Spooks: The Greater Good adds little to the pantheon of films made from British TV series, however, from The Avengers to 2012’s remake of The Sweeney, which took $7m at home. Sold by Altitude, it never quite makes a grand case for its big-screen transfer, although this is a glossy affair with nice production values and, as with Testament of Youth, Harington is far more fluid and watchable than Game of Thrones or Pompeii might suggest. Going out in the UK on May 8, it may prove a stop-gap for those who can’t wait for Bond’s Spectre in November; certainly, its London sets and set-pieces are impressively staged.

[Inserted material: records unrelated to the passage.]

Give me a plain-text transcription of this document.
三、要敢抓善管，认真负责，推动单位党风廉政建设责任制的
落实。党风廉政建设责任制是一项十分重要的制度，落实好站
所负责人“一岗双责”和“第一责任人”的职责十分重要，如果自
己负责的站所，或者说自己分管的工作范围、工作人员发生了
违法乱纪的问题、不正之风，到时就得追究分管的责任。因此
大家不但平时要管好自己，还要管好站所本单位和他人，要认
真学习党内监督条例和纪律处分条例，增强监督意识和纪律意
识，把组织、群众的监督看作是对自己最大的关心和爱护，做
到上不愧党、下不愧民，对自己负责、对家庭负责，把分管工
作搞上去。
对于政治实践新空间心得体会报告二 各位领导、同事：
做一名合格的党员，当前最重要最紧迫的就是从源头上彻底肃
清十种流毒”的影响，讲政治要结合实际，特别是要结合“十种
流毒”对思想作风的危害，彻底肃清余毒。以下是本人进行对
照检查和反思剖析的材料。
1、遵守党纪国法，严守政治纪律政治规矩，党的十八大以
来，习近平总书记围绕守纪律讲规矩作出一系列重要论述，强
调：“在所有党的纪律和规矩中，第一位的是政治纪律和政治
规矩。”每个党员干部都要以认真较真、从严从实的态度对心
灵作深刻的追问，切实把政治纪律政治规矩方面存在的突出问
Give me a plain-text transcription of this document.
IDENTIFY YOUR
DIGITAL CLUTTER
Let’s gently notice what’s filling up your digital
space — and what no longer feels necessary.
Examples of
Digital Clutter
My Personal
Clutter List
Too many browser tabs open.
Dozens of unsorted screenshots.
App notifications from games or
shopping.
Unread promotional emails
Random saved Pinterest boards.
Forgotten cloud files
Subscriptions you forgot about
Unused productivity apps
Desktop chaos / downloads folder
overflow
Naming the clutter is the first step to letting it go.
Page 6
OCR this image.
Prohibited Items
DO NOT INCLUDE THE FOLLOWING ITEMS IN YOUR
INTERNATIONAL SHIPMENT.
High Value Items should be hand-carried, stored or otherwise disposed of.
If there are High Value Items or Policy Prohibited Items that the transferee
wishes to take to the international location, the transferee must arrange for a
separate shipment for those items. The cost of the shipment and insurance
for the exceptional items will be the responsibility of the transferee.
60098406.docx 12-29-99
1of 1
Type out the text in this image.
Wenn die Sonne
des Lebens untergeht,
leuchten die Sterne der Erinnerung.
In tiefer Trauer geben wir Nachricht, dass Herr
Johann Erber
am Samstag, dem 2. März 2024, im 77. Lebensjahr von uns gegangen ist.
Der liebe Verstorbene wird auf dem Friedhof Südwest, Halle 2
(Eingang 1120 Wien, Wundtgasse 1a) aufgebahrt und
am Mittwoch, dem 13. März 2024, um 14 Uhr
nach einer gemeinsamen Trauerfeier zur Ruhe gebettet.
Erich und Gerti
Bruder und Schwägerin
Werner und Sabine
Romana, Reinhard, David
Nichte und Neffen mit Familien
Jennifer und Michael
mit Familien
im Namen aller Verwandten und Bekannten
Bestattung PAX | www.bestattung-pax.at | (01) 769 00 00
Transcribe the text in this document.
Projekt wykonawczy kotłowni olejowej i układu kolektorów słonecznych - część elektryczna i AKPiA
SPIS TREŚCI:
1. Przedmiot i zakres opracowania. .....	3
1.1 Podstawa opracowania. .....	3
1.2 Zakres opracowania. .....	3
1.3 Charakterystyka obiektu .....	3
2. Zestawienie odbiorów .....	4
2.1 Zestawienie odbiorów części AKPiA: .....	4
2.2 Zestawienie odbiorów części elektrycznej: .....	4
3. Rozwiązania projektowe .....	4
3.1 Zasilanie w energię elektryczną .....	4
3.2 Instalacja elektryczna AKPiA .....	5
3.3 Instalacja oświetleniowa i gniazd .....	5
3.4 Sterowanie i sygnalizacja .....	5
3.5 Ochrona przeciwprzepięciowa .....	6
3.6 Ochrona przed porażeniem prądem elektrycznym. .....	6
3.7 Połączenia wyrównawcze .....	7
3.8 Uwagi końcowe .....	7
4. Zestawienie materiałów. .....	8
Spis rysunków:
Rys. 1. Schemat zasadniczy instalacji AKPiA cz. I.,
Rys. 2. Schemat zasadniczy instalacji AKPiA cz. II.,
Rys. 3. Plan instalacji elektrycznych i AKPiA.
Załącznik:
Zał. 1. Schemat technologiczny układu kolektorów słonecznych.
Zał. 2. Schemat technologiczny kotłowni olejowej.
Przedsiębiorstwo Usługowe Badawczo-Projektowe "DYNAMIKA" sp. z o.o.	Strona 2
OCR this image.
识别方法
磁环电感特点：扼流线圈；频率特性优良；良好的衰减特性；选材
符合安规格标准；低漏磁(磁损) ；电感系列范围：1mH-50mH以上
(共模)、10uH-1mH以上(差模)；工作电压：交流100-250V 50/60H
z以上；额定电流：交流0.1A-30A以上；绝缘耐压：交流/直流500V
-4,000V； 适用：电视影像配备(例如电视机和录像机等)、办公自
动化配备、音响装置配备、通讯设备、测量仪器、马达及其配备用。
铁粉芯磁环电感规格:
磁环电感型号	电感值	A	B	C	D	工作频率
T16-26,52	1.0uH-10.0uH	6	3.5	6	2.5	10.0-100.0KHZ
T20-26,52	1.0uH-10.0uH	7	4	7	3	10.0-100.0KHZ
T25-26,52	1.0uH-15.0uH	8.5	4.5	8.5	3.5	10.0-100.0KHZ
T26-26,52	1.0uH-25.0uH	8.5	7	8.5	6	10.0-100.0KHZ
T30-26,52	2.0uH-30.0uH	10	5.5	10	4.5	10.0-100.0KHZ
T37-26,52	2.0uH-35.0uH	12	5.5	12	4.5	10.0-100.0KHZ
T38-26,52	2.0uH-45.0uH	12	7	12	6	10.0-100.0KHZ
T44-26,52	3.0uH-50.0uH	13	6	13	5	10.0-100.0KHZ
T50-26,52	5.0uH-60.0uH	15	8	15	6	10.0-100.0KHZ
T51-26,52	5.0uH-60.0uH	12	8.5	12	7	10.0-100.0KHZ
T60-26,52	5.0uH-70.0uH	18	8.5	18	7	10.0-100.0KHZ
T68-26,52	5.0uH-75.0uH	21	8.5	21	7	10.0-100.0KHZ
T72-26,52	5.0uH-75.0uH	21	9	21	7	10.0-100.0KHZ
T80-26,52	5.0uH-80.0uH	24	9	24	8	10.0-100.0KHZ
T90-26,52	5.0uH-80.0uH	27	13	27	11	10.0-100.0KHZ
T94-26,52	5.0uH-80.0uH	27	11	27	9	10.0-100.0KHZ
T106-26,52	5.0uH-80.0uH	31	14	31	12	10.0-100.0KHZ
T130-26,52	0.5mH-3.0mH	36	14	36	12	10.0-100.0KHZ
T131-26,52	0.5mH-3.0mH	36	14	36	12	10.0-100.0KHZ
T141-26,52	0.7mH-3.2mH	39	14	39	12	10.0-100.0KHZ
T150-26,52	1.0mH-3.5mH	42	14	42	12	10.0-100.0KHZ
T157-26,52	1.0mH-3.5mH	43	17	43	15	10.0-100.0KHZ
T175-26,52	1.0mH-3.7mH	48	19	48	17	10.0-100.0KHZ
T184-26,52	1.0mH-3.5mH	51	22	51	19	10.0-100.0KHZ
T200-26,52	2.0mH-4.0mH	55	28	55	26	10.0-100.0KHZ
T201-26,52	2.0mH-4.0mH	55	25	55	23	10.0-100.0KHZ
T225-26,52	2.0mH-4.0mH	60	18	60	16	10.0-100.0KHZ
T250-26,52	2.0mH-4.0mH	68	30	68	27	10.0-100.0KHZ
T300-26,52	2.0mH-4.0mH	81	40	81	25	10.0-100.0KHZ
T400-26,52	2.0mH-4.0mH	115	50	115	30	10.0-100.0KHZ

The TV series Spooks came into its own in the febrile wake of the 2005 London bombings, and the film has a similar focus on foreign terrorists intent on doing damage to Britain’s institutions, which are also being undermined by duplicity within. Spooks: The Greater Good presents a compromised secret service which is under threat of being handed over to American intelligence overlords. This rattles head of counter-terrorism Sir Harry Pearce (Peter Firth, star of the TV show) on a far deeper level than the bland beardy terrorist of Middle Eastern origin Qasim (Elyes Gabel) who wants to blow up the Houses of Parliament.
When Qasim is sprung from custody during a bungled handover, MI5 chief Dame Geraldine Maltby (Jennifer Ehle) calls in the services of loose-canon decommissioned agent Will Holloway (Harington) to find the terrorist and Sir Harry, who has faked his own suicide and is mounting a renegade operation.